Der Umwerfer fast abgerissen, das Schaltauge durch die Gewalt nach innen auf das Ritzel gedrückt, 7Speichen herausgerissen und die Kette liegt seltsam verdreht hinter der Kassette.
Mit einem Wort: wirtschaftlicher Totalschaden.
Die Tour ist zu Ende.

Während ich mit den Tränen kämpfe versuche ich den verbogenen Umwerfer mit bloßen Fingern aus den Speichgen zu reißen, Fragmente zu entfernen und das Rad irgendwie rollbar zu machen. 
Laut GPS sind es 9,4km bis Kara Balta, schievben bleibt meine Option, um das Material von der Strasse weg zu bringen. In Kara Balta wird es eine Marshrutka nach Bishkek geben, vielleicht sogar einen grossen Bus.
Ich schiebe das schleifende, anschlagende Rad mit dem Gewicht der Taschen und denke über all die Qualen der Monate Vorbereitung nach.
All die Planungen haben sich in 5m pulverisiert. Alles vorbei. 
Tränen füllen meine Augen.Die Enttäuschung ist riesig 9,4km können eine fucking lange Strecke sein. 
Aber der Tag ist nicht zu Ende. 
Es gibt in dem lang gestrecktem Ort erwartungsgemäß keinen Schrauber, das Hotel existiert nicht mehr. Mein Bewegungsradius ist schwer eingeschränkt. Was nun?
Es bleibt nur die Ultima ratio, das Rad aufgebe. zurück nach Bishkek. 
Am Marshrutka Parkplatz entferne ich Tacho und den Sattel, überlasse das Rad seinem Schicksal und steige mit 4 Taschen in den Marshruthka.
Es geht mir nicht gut, 60min später bin ich wieder in Bishkek. Noch während der Fahrt buche ich ein Hostel wahllos in der visavis des Busbahnhofs. 
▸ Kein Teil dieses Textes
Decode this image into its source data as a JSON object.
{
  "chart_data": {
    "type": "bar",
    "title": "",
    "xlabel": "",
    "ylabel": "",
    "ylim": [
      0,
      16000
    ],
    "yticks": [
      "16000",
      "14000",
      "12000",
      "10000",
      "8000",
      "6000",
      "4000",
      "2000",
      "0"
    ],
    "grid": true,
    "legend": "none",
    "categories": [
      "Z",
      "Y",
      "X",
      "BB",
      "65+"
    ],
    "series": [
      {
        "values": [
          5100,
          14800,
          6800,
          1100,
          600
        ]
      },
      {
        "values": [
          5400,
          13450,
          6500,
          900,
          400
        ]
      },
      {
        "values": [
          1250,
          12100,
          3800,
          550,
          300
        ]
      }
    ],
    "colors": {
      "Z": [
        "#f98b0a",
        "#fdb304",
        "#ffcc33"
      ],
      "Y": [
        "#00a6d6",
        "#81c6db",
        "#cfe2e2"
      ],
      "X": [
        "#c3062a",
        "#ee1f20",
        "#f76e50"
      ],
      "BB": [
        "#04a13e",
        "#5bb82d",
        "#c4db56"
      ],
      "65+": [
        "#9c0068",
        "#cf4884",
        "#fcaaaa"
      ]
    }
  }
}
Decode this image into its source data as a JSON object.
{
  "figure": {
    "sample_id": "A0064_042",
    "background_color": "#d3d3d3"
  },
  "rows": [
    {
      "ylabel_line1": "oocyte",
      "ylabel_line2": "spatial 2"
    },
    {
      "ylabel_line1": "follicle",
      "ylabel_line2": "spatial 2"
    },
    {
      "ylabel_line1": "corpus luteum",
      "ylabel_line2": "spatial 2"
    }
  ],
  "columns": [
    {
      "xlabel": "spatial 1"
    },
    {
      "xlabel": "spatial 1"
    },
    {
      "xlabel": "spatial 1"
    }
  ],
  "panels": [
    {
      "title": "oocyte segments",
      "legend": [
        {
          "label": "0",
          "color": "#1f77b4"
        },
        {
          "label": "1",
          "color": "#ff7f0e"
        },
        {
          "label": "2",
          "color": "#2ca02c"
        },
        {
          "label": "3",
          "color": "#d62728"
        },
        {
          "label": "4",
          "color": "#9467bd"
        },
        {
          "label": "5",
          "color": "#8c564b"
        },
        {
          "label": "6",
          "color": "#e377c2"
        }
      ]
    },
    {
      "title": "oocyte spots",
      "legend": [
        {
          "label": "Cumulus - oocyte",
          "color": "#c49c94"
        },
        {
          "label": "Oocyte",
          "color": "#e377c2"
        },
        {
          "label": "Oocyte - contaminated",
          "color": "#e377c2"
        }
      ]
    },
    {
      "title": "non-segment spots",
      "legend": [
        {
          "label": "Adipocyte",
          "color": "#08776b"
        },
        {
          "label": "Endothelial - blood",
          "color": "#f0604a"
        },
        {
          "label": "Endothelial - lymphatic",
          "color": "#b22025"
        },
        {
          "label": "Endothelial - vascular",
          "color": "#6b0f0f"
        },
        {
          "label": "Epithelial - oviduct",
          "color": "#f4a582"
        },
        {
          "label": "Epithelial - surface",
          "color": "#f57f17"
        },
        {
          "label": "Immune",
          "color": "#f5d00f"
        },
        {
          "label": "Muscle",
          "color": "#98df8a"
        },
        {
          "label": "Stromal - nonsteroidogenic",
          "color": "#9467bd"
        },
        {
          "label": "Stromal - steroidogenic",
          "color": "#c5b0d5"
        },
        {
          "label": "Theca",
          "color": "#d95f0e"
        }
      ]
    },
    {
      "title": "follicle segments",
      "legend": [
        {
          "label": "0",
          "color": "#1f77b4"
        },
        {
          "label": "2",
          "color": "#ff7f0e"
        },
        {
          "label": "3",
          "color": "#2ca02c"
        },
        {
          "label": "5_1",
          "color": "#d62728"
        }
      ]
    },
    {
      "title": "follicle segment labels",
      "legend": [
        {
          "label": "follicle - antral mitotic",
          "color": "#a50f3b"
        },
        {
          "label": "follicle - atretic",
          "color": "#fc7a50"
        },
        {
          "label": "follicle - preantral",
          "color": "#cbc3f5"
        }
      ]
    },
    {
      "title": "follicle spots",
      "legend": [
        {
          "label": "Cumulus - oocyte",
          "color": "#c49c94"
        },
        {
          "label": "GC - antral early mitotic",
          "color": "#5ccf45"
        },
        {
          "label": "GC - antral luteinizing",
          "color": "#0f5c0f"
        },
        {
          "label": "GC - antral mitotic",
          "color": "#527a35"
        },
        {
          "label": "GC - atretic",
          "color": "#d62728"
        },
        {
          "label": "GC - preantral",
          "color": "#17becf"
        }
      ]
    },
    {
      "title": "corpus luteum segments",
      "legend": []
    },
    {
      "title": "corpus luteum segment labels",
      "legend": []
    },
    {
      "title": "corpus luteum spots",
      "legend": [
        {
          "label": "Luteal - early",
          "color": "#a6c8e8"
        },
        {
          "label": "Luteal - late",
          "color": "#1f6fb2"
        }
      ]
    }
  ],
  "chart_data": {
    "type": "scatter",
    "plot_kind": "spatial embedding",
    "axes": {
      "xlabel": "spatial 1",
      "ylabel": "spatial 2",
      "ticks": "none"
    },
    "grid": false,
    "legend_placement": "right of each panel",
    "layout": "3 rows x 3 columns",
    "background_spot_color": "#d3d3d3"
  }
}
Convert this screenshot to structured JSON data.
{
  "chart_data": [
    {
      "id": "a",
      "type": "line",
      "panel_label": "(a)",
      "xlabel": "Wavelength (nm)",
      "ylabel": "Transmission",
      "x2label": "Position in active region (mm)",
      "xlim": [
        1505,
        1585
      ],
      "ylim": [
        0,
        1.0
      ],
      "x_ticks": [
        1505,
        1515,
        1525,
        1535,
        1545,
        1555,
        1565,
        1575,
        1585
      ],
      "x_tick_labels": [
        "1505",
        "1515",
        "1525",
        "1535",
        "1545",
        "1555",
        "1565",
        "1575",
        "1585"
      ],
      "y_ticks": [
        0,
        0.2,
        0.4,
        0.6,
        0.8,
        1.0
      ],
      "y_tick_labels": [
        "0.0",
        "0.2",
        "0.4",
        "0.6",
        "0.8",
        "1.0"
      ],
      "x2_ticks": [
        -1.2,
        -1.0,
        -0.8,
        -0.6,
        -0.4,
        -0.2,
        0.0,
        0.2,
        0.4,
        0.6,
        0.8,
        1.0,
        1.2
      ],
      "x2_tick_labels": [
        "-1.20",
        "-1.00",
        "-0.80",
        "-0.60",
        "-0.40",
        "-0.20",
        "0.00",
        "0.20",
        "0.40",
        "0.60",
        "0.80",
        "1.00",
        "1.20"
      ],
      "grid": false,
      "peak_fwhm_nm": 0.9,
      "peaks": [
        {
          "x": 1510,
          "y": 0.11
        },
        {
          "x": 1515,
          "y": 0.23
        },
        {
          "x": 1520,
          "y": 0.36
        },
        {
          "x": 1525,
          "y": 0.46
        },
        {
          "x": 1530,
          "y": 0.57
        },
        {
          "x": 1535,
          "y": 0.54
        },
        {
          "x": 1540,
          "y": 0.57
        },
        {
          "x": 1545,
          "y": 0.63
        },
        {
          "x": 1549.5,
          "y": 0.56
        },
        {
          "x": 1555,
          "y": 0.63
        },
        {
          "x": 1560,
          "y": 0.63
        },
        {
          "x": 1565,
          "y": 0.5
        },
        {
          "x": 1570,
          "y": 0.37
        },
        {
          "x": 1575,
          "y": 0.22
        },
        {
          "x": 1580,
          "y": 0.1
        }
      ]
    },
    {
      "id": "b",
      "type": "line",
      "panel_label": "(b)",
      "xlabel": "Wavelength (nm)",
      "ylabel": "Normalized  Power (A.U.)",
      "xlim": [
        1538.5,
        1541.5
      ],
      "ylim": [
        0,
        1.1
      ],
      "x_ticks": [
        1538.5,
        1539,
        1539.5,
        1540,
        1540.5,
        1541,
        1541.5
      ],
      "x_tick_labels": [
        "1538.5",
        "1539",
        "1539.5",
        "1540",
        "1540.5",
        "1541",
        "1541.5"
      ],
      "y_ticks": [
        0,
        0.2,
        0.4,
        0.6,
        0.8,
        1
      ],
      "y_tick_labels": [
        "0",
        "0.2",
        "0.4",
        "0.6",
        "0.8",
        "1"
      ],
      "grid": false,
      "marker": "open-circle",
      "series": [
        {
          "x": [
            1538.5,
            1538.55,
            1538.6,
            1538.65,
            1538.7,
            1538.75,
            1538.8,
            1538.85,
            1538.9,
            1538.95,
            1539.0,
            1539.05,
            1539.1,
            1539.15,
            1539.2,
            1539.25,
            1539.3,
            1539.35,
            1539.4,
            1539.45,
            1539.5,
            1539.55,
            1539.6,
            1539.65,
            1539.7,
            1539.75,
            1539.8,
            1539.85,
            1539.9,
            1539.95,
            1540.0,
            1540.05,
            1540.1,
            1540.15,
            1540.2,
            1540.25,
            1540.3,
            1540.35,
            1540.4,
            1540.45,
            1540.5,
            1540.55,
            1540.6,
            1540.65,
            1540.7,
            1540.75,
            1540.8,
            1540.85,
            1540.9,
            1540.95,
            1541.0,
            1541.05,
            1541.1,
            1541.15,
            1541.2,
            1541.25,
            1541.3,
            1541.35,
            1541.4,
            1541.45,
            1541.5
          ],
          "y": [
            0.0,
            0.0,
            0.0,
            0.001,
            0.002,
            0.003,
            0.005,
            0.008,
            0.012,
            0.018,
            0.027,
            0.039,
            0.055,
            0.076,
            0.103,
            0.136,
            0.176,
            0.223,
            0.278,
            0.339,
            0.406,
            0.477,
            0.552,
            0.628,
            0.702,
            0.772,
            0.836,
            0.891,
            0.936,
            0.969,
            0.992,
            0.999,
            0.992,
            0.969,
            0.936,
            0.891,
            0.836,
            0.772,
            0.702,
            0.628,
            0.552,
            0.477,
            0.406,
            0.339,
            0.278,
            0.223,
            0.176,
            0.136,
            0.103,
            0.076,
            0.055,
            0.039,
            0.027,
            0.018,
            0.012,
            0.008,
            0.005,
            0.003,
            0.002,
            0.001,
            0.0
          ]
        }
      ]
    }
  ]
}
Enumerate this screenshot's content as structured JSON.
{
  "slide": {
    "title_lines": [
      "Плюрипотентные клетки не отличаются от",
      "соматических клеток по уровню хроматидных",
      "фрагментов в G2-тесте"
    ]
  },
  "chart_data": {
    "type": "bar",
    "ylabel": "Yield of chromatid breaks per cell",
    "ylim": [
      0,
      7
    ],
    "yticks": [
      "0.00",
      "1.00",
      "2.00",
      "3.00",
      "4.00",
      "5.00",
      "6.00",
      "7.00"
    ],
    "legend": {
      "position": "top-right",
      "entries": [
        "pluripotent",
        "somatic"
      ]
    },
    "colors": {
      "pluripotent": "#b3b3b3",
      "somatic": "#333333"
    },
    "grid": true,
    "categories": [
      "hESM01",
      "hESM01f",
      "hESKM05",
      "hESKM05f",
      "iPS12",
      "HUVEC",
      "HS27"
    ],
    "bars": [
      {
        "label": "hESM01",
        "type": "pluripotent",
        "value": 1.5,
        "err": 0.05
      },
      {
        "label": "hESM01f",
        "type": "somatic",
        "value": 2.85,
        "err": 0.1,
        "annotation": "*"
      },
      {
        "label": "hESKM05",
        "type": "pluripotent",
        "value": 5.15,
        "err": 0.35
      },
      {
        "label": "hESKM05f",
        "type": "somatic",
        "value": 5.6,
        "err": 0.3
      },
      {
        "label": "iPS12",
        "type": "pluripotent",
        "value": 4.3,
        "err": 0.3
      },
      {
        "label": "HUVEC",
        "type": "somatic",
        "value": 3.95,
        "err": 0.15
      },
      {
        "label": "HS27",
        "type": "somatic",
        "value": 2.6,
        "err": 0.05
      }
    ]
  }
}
Erstmal ankommen und die Sache neu beginnen. Leider hält der Marshrutka nicht seine Zusage ein und die Fahrt endet an einer Kreuzung einer Hauptstrasse 2,1km vor dem Hostel. 
2,1km entfernt mit 45kg unter dem Arm in der Nachmittags rushhour. 
2100 beschissene Meter. Meine Stimmung hat den absoluten Tiefpunkt erreicht. 
100m laufen, Pause, 100m laufen. 

Dass das Hostel letztlich der Hauptgewinn des Tages ist und im der Verlauf der Reise noch eine weitere Rolle spielen würde, ist nach 1 Stunde Fußmarsch nicht vorstellbar. Um 18:15h drück ich die Hausklingel des Apple Bishkek.